Kids learn from science fair

AUBURN — No fish, worms or hamsters were injured in the making of St. Joseph School’s third annual science fair April 5, but a lot of plants were.

One pair of students did an experiment to determine whether fish have good memories, another pair tested the effects of sunlight on worms and another worked to find out whether a hamster’s sense of smell could guide him through a maze. A sign over the hamster’s cage read “Do not touch cage! Hamster bites. Hamster’s name is Jaws.”

Sixth-graders Amanda Balcom and Amber Kukiela watered herbs with four different liquids to see which the herbs preferred. Not surprisingly, the herbs preferred plain water and didn’t care for Kool-Aid and lemonade.

“I think the Kool-Aid and lemonade probably had too much sugar and killed the plants,” Amber said.

“We didn’t realize that they would kill it,” Amanda added.

Fellow sixth-grader Stephen Moore realized after conducting his own experiments that water with food coloring in it doesn’t make for very healthy plants, either.
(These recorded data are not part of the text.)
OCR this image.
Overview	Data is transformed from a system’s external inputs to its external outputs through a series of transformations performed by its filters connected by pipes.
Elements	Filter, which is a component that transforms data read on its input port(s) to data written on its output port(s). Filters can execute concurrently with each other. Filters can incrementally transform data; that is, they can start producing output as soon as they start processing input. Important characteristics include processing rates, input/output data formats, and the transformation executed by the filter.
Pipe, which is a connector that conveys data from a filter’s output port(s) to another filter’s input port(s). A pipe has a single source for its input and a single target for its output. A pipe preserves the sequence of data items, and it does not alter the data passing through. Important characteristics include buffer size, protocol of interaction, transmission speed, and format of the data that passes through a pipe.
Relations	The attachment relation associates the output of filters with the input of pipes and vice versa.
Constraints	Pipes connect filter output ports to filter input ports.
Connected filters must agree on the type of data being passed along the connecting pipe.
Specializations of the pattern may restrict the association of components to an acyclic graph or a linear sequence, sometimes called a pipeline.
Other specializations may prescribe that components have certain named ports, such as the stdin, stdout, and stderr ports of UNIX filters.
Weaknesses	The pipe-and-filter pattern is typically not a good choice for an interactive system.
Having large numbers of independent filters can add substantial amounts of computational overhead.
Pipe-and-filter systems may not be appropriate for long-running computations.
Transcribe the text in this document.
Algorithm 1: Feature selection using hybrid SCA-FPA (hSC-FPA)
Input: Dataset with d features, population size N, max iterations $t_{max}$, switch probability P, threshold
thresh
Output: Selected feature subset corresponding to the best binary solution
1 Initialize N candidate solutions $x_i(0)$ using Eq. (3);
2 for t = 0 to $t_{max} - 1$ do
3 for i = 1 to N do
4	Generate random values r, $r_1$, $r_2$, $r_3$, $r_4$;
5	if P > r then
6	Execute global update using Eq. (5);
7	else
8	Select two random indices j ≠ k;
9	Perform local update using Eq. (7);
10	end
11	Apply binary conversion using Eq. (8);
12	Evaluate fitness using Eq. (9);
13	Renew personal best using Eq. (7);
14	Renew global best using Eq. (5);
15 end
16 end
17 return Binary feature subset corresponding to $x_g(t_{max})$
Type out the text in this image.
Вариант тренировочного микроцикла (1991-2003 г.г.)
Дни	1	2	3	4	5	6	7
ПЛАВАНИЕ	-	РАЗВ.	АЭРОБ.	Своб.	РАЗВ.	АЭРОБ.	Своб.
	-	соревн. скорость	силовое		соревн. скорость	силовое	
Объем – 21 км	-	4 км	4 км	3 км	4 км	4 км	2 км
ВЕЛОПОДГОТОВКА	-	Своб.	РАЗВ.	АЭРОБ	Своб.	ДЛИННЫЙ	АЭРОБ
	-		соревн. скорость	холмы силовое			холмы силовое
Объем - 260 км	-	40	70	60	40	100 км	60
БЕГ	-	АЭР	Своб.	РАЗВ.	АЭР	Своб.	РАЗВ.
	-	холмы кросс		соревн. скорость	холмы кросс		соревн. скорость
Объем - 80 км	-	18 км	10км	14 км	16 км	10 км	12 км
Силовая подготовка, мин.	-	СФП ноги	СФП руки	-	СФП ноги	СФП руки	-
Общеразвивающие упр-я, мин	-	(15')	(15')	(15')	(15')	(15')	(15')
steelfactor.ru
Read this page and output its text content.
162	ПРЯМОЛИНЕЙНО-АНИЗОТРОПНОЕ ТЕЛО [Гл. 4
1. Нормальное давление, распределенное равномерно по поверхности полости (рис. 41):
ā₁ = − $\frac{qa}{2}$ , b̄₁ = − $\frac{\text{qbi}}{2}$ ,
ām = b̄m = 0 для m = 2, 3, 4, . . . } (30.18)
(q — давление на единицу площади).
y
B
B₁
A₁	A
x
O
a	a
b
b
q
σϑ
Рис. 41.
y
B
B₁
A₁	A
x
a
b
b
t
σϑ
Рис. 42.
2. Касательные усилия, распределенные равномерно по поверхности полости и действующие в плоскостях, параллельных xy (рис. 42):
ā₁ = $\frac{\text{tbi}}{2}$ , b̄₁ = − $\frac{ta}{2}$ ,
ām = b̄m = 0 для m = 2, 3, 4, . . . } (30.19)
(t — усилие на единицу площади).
Eighty-five students in preschool through eighth grade contributed a total of 58 projects to the science fair. Students in the younger grades worked together to create one class project and had the option of creating their own project. Participation in the science fair was mandatory for students in sixth through eighth grades, said Laura Coleman, middle-school science teacher.

“The philosophy behind full participation is to get the younger grades interested and just working with science,” Coleman said.

Coleman said she received a lot of positive feedback from the teachers of the younger grades, who said working on the projects helped them enrich their students’ knowledge of the scientific method. Many of these teachers were able to tie the project into something the students were already working on in class or at home, she said.

Students in first grade, for example, formed groups and wrote songs about dental health to the tune of popular children’s songs. Through the students’ efforts, “Row, Row, Row Your Boat” became “Brush, Brush, Brush Your Teeth,” and “Twinkle Twinkle Little Star” became “Dental, Dental Floss Is Good.”

Patricia Healy’s third-grade class looked at the effects of poor dental health, putting together a project on tooth decay. The students left a hard-boiled egg in vinegar, turning its shell soft and rubbery. Through this project, the students concluded that something similar happens to human teeth that aren’t properly taken care of.

Several other students decided to work on health-related projects for the science fair. Seventh-graders John Fiermonte and Luke Christiantelli conducted an experiment to determine whether caffeine had any effect on blood pressure. They found 10 willing subjects and took their blood pressure. John and Luke then served their subjects a seven-ounce cup of coffee, waited a half-hour and took their blood pressure again. Six out of their 10 subjects showed increased blood pressure, they said.

Luke said he and John chose that particular project partly because they wanted to use Luke’s grandfather’s blood-pressure machine.

Fellow seventh-grader David Castle decided to measure the effects of different kinds of music on a person’s heart rate. While playing a video game one time, a sudden burst of scary music surprised David so much he almost jumped off his chair, he said.

That experience helped him form his hypothesis — that scary music would increase a person’s heart rate. To test his hypothesis, David blindfolded several people and had them listen to a tape of different types of video-game music. Unfortunately his research proved his hypothesis wrong, since most people he tested did not have an increased heart rate after listening to the scary music. Nonetheless, David said he enjoyed doing the research and using the scientific method.

Fifth-graders Kacey Jervis and Amy Abraham were pleased with the results of their worm experiment. After placing one container of dirt and worms in the sunlight and another in a dark room, they found worms don’t really like sunlight. The worms in the sunlight had tunneled underneath the dirt, while the worms in the dark stayed on top of the soil, they said.

“We wanted to do something with live animals, and we really couldn’t think of anything else,” Kacey said, explaining why the girls chose to focus on worms.

“Worms are kind of easy to find, and you don’t really have to buy them,” Amy added.

Both girls said they enjoyed working with the worms, although some of their teachers and classmates were “grossed out.”